Insight writer and English teacher Kate Macdonell gives tips on what students going into Year 12 can do over the summer holidays to prepare for the year ahead.
It is tempting to use the coming summer holidays to relax, have fun and recover from the demands of Year 11. Although it is important to recharge, it is also wise to do some preparatory work for Year 12 English during the break. Below is a list of the kinds of preparation you will want to do in order to ready yourself for the rigours of Year 12 English.
It is never too early to begin organising your folders (electronic and physical) for Units 3 and 4 English. Many of you will have a system in place for organising your notes and essays. If not, it is a good idea to have separate folders for your two List 1 texts, your List 2 comparative texts, your argument and persuasive language tasks and your oral presentation. You could also have one for vocabulary and terms relevant to each task or text. Some of you might like to have an exam folder too, comprising the 2017 VCAA examination paper and the Examination Report on that paper (due around February 2018), as well as other examination advice and your practice examination pieces.
Read your set texts. You will have two texts from List 1 and a comparative pair from List 2. Read or, in the case of a film, watch, them all. A first reading should be for plot and to familiarise yourself with setting, characterisation and the author’s style. If you are a slow reader you should annotate as you go; otherwise, annotate on the second reading. To annotate you will need to highlight:
- the names of the characters
- settings (historical, cultural, geographical)
- short quotations that you think shed light on a character or an issue the text explores.

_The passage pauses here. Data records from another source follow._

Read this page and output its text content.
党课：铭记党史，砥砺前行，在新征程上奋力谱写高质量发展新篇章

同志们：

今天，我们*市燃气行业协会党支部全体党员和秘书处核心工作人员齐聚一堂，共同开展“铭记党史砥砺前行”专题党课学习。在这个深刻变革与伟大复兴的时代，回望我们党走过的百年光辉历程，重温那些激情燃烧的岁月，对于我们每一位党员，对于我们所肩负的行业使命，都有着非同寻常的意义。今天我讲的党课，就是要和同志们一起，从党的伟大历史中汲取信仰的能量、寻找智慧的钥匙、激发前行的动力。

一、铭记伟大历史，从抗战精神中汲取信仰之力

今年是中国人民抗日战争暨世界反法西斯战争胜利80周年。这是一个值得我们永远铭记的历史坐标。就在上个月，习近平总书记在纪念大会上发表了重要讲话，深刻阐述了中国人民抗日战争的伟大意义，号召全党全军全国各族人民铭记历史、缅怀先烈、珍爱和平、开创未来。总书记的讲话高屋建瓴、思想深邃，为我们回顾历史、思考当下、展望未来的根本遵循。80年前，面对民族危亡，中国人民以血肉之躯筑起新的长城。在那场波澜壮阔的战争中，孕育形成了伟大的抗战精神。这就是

You should also make notes in your text about:
- key ideas
- what you think are the author’s views
- the genre
- the narrative point of view
- phrases, syntax and unfamiliar vocabulary (this is particularly important for the creative writing component of Unit 3)
- any changes to genre, setting, context (historical, cultural and geographical) or narrative point of view.
Transfer this information to an electronic document or hardcopy sheet that you can refer to when planning and drafting your initial essays or creative pieces. This will be particularly important to do when you are preparing for the comparative task in Unit 4. A table that lists ideas central to both texts and then notes how those ideas are played out in each text will help you to do comparative analysis. Over the summer holidays such a chart will almost certainly be preliminary in scope, but you will add to it in more detail once you begin studying your set comparative texts.
Also, read media texts such as newspaper articles and articles on websites such as The Conversation and The Guardian. Be sure to read a mix of text types – blogs, opinion pieces, feature articles, letters and interviews, for instance. Pay attention to how each writer presents an issue and their point of view, and the kind of language they use to persuade. Explore how any accompanying visual elements (photographs, graphs, charts etc.) work to support the views of the writer. Be alert to how you are being invited to respond to what you are reading and why that is.
- Find out about the writers whose work is set for your class (e.g. look for interviews, podcasts, Ted Talks etc.).
- Read reviews (where appropriate and available) of the texts that you have been set.
- Research the historical, geographical and cultural contexts of the work: locate where the action is set on a map; do some background research on the historical context; identify specific cultural elements (such as beliefs and practices).
Of course, your priority is the set texts and your ability to analyse them and to write about them. Nonetheless, you might want to investigate some social media platforms like Pinterest and Instagram to immerse yourself in the texts and their contexts. For instance, there are images and quotations relevant to The Crucible and Burial Rites on Pinterest. Instagram can be a way of seeing images relevant to the setting of your texts, too. Photographs of Illugastadir, one of the settings of Burial Rites, can be found on public posts on Instagram. As with all material, and particularly quotations that you might have gleaned from a social media site, it is always wise to cross-reference against your own copy of the text.
During your holidays, it will be very easy to take a long break from writing. This is problematic because writing is a craft – one that demands practice in order to facilitate improvement. Your teacher might have set you writing activities and you should definitely complete these. You might also want to keep a journal, written using a formal register, to test out new vocabulary, tighten punctuation and phrasing, and work through ideas. It is important that you HANDWRITE this. At the end of the year you will need to write three essays in three hours and if you are used to typing this will not be easy. Start training your muscles now so that you can write quickly and with minimal pain in the end of year examination.
Share ideas and queries with your classmates during the break and throughout the year. It is always best to discuss texts in person so that you can clarify confusion or consider a particular point or idea more carefully; however, using a social media platform like Facebook for discussion can be useful too. If you are uncertain about a particular reading or understanding of a character or concept, remember that your teacher is your primary resource – you should be able to glean advice, ideas and inspiration from them.
A LAST WORD …
Right now, Year 12 might seem daunting; however, if you keep on top of the workload by doing preparatory work over the holidays and staying up-to-date during the year, you should be able to manage. English adds value to your life in so many more ways than a study score can, so work hard, seek help when you need it, reflect on what you read, and write as often and as much as you can.